Crystal started to realise that she would have to get on this man’s good side, so she wheedled, “Look, Mister, my Granny’s
very old
and she has the rheumatics. Could you maybe let us sit up on your hay bales and take us to Musselburgh?”
“Suppose I could,” drawled the man. “Especially if you was to make it worth my while.”
Crystal held out her sixpence. The man shook his head and chewed on a piece of tobacco before proposing, “But if you, the young one, were to promise to come back this weekend and help me and the missus on the farm, I could …”
Crystal didn’t wait for him to finish. “Done!” she shouted as she began to hoist Patsy on to the cart and then jumped up herself.

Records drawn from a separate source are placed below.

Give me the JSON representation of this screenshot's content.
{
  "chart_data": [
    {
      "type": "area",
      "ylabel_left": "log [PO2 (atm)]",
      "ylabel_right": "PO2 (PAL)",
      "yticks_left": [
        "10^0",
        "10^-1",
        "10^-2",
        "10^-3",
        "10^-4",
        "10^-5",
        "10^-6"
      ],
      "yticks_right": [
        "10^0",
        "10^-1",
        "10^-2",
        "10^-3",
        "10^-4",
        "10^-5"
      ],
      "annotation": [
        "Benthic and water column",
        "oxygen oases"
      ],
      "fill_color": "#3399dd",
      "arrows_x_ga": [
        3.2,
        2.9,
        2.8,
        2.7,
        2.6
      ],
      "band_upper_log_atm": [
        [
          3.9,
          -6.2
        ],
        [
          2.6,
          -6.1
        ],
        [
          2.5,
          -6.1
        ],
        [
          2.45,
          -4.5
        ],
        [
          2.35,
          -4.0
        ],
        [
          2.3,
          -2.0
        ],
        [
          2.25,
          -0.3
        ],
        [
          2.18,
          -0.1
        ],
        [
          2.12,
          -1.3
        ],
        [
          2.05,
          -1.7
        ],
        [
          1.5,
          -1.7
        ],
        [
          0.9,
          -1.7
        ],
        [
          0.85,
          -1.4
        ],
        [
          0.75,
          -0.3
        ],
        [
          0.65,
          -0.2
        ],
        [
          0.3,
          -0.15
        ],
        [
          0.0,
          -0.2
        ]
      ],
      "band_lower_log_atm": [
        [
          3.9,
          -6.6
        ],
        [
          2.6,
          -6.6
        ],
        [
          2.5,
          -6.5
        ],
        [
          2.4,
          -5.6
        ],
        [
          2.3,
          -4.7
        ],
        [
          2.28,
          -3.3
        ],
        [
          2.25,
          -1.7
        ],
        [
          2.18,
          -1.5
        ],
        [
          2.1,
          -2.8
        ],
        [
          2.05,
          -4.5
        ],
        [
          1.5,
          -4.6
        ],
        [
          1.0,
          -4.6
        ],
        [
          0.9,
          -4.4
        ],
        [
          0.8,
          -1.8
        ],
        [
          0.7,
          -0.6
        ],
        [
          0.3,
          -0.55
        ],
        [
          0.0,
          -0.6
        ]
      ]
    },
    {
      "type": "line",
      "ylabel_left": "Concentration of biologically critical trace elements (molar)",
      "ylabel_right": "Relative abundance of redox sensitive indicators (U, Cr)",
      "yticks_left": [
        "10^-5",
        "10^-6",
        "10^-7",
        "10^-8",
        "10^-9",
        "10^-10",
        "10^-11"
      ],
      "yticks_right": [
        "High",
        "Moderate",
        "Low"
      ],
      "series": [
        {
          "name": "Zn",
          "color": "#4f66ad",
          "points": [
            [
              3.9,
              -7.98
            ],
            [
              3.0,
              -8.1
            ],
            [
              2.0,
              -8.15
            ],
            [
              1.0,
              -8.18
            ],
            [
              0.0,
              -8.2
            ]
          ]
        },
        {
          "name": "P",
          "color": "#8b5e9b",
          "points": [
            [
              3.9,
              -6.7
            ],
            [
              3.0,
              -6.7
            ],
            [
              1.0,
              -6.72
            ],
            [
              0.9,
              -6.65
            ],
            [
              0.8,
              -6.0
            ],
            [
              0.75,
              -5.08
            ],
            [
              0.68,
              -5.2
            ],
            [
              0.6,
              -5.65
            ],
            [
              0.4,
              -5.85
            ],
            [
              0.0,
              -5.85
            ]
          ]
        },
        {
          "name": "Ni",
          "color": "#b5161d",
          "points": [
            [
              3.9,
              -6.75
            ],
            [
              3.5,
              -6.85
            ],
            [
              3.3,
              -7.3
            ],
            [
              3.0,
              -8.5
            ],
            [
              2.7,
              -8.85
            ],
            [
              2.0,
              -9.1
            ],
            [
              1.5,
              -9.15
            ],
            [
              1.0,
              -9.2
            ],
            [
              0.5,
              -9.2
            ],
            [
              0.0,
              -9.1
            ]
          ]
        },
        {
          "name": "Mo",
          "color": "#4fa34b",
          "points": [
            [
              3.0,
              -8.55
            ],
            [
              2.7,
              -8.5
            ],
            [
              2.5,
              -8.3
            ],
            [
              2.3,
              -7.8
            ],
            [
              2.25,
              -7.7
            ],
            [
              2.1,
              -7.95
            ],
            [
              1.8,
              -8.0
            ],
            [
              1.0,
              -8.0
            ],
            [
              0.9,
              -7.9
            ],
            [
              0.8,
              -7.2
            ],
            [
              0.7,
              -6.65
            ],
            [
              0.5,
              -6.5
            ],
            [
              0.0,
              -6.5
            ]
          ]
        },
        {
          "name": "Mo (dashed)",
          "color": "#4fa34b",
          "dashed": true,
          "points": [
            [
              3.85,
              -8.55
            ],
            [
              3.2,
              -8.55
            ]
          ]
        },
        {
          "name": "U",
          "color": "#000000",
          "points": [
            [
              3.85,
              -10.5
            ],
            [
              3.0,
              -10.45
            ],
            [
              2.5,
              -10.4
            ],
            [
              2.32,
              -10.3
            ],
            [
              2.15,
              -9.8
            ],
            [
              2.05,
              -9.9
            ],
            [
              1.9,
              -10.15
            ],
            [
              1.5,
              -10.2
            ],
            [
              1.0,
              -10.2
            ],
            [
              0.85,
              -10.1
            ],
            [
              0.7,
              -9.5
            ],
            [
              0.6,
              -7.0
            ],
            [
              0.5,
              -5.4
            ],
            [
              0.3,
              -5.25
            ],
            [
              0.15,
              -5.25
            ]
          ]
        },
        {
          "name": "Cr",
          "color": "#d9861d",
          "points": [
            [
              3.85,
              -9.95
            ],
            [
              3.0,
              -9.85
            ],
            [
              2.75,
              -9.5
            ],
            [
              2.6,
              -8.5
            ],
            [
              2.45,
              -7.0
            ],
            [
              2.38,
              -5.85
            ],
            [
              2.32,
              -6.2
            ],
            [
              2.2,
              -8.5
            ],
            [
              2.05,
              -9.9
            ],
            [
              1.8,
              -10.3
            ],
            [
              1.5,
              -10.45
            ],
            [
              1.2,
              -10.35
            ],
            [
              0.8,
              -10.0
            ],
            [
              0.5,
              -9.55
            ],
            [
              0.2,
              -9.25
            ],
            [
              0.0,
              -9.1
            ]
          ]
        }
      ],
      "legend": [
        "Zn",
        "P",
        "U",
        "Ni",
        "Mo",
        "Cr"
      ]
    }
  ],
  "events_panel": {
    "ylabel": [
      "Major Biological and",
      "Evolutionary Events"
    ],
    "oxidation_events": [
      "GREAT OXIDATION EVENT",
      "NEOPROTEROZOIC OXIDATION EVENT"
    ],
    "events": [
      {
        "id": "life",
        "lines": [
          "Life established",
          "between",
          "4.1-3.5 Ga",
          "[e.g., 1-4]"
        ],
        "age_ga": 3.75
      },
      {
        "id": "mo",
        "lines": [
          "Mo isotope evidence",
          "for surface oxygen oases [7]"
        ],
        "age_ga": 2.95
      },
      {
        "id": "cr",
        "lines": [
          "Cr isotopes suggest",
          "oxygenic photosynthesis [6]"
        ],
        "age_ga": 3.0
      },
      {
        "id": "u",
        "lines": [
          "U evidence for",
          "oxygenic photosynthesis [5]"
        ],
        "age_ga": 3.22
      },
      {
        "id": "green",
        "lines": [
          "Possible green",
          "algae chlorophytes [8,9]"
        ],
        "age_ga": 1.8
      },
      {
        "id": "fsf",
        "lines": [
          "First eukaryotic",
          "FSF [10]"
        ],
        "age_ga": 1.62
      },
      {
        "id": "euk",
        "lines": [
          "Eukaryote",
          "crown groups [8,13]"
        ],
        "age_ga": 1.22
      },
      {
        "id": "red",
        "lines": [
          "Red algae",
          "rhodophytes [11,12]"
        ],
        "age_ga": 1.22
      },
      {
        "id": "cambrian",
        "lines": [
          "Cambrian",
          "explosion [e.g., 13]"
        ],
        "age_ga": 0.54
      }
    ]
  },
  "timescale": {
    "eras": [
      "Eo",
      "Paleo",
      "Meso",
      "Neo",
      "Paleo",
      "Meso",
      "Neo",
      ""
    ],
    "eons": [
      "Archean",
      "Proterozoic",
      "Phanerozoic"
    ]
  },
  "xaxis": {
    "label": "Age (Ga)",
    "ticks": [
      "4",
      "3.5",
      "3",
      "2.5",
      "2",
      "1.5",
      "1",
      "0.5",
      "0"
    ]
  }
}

All the women seated round the table smiled with relief when the power was switched off and the noise in the bottling plant ceased. Break times were always so welcome in the Bond. Times when you could have a ten-minute break. And what was even more appreciated was the thirst-quenching cup of tea from the tea trolley.
They’d all collected their tea from the trolley and were now back chatting when Ina Stewart, her mouth full of biscuits, said, “Here, Crystal, think I’ve won my bet?”